As the grandmother is working over a wooden stove making cheese in a wok, we have another round table discussion in the tent. At one point, the grandmother lights up a cigarette made of Russian tobacco rolled with newspaper. It only took four whiffs of the noxious fumes before I was outside the tent gasping for fresh air. We then say our good-byes and return to our camp on the lake.
The Gobi Desert
Although only 5 percent of the Gobi Desert is sand, there is much to explore, such as Vulture Valley where I ride a horse next to a stream through the canyons. The Gurvan Saikhan Mountains, deep gorges and the Flaming Cliffs, so named by American paleontologist Roy Chapman Andrews in the 1920s near where he found the first nest of dinosaur eggs and other fossils, are stunning.
In the Gobi Desert at Moltsog Els, there are sand dunes. After a terrific lunch, we visit with a nomadic family engaged in the breeding of Bactrain camels, which have two humps. The mother offers us camel’s milk. I find it delicious, creamy and rich. This is followed by a cheese curd that has a bitter taste.
Finally, we mount our camels for a ride through the desert. I have ridden camels before near the pyramids in Egypt but none as comfortable as these two-humped camels. Lumbering along on my camel, it is an easy and comfortable ride though rather exotic.
Back Home
My adventure is quickly coming to an end, and during my last night in my ger with the nomads of Mongolia, I reflect. My home in Ocala is exactly 12 time zones away on the other side of the Earth. What a privileged and exceptional life we Americans so nonchalantly take for granted. I think of the kindness of the Mongolian people and their generosity in offering all they had to share. I will never forget the luxury of living among these gentle people.
I wish I could linger longer under the spell of the nomadic Mongolian people, but I am bound the next day for UB, then shopping in Beijing and finally home to Ocala. I am rather wistful and yet feel rejuvenated. I know I shall never return but look forward to regaling my friends and family with a new repertoire of Mongolian anecdotes.

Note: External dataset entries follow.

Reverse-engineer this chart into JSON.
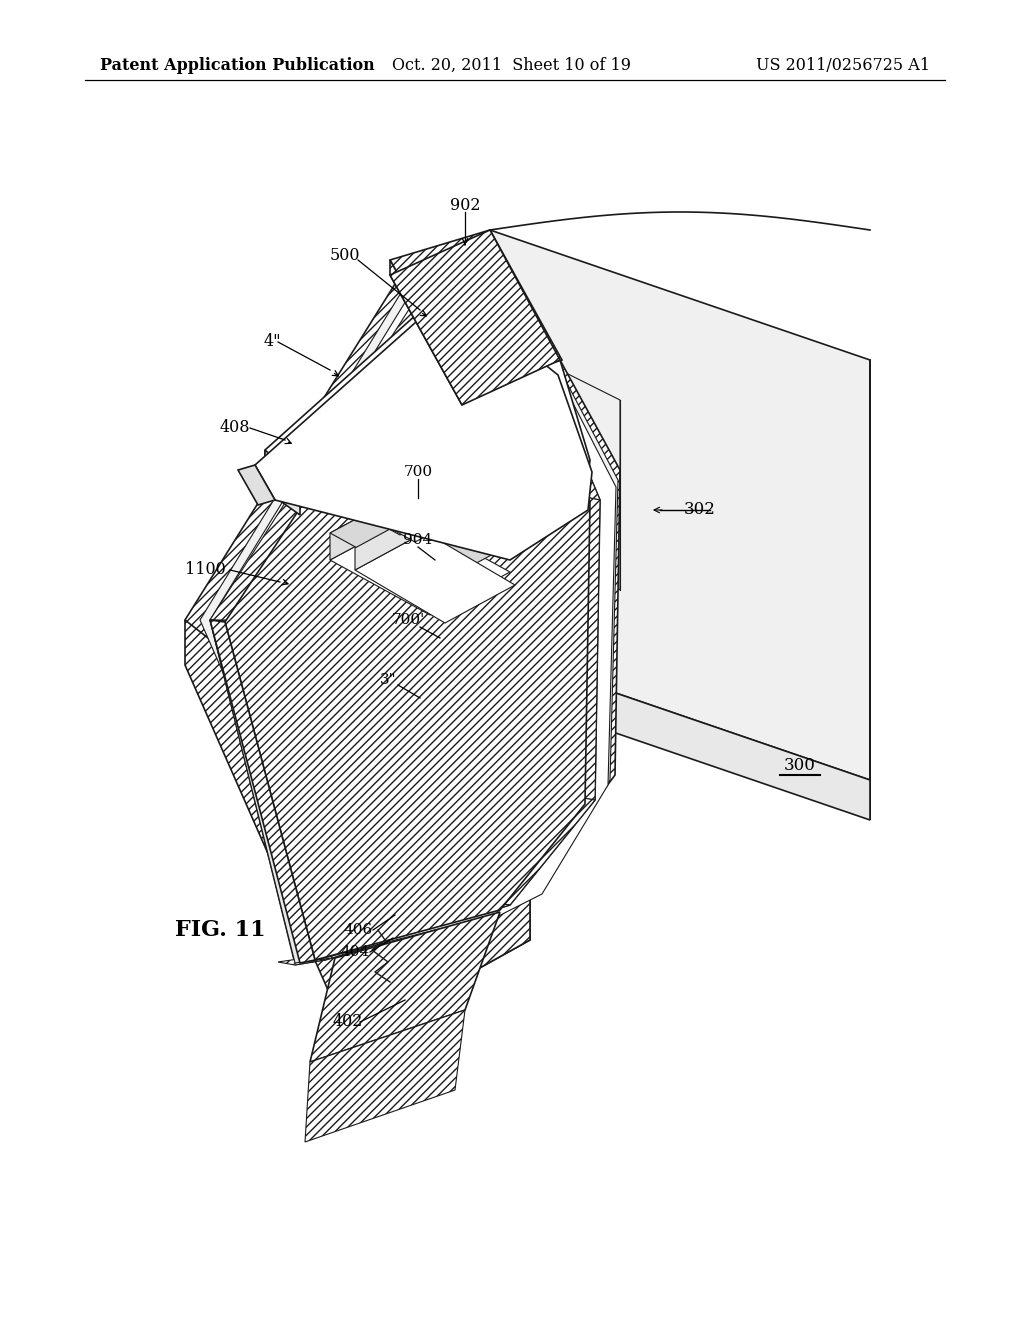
{
  "header_left": "Patent Application Publication",
  "header_center": "Oct. 20, 2011  Sheet 10 of 19",
  "header_right": "US 2011/0256725 A1",
  "figure_label": "FIG. 11",
  "bg": "#ffffff",
  "lc": "#1a1a1a"
}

There is a sadness that shadows my soul as well during my last night among the nomads. They have lived this way for centuries,largely untouched by civilization. But the world is fast encroaching upon them. Even now, many of their children are being sent away from the nomad camps into government-run schools. I wonder if the next generation of Americans visiting Mongolia will only find a trap of tourist remnants and fragments of what was once the authentic nomadic Mongolian lifestyle.
As I lay my head down, I wonder where life’s trajectory will take me next. I am an enthusiastic globetrotter. I remember a quote form Henry David Thoreau that I read long ago: “When it is time to die, let us not discover that we have never lived.”